Worksheet: Retail KPI Dashboard
Populate your core retail metrics for the period so impressions become numbers. Use the GMROI template to compute return on inventory by category.
  • Foot traffic (visitors) and conversion rate = transactions / visitors (%)
  • Average transaction value (ATV) and units per transaction (UPT)
  • Sales per square foot = total sales / selling area
  • Sales per labor hour = sales / hours worked
  • Labor cost percentage = payroll / sales (%)
  • Inventory turnover and sell-through (%)
  • Gross margin (%) and shrink rate (%)
  • GMROI by category = gross margin $ / average inventory cost
Worksheet: Store Unit Economics and Break-Even
Build a simple store P&L and find the sales needed to cover all costs. Compare each cost line to its benchmark and identify the highest-payoff lever.
  • Annual (or monthly) sales ($)
  • Cost of goods sold and resulting gross margin ($ and %)
  • Rent/occupancy ($ and % of sales) vs ~5-10% benchmark
  • Labor/payroll ($ and % of sales) vs ~10-20% benchmark
  • Shrinkage ($ and % of sales) vs ~1.5-2% benchmark
  • Other operating costs (utilities, marketing, processing fees, supplies, insurance)
  • Operating profit ($ and % of sales)
  • Break-even sales = total fixed/operating costs / gross margin %
  • Highest-payoff lever (margin / sales per sq ft / shrink / labor)
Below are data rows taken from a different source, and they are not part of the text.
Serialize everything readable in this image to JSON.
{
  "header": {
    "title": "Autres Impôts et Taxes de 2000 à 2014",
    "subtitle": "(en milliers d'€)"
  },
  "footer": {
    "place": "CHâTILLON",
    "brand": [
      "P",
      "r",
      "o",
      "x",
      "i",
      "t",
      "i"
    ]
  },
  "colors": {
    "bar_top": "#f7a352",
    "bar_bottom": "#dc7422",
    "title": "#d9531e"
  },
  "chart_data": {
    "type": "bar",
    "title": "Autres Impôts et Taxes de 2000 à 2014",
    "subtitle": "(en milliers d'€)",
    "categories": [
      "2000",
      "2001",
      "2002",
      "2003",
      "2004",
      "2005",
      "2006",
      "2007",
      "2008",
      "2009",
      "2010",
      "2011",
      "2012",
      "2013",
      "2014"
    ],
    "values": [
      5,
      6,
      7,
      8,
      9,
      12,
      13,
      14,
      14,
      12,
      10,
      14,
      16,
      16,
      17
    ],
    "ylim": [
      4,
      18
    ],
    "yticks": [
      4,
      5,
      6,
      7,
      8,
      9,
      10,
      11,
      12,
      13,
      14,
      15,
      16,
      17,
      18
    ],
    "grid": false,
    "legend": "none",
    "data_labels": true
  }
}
Checklist: Operating Rhythm Locked In
  • Daily: reconcile cash/card/POS, check exception flags, replenish and walk the floor
  • Weekly: review sales vs plan, conversion, ATV, traffic; build next week's schedule to the curve; check labor %
  • Weekly: refresh key displays and promotions
  • Monthly: review gross margin, markdown %, turnover, GMROI, and shrink trend
  • Monthly: reset planograms/space by contribution and reorder against the data
  • Quarterly/seasonal: full or reconciled inventory count, rationalize dead SKUs, refresh seasonal layout, revisit pricing and unit economics
  • Ongoing: protect the receiving door, keep inventory accurate, watch occupancy/labor/shrink vs benchmarks

Your Action Plan

  1. Choose a layout and map your floor so traffic flows past high-margin and impulse product to reach staples.
  2. Select and fully configure a POS with real item costs, tight permissions, and clean categories so it feeds every other system.
  3. Lock in controlled receiving and a cycle-counting schedule so inventory data stays accurate.
  4. Merchandise the floor (eye level, power wall, cross-merchandising) and build planograms that allocate space by contribution.
  5. Set prices in gross-margin terms and define a markdown cadence and margin-safe promotions.
  6. Measure your shrink rate and source mix, then deploy layered loss-prevention and tight cash/transaction controls.
  7. Map demand by hour and build staff schedules to the traffic curve, keeping labor in its target percent of sales.
  8. Stand up a weekly KPI dashboard (traffic, conversion, ATV, sales per square foot, GMROI, shrink).
  9. Build your store unit-economics model and break-even, and benchmark rent, labor, and shrink against their ranges.
  10. Run the daily/weekly/monthly/seasonal operating rhythm and double down on the highest-payoff profit lever.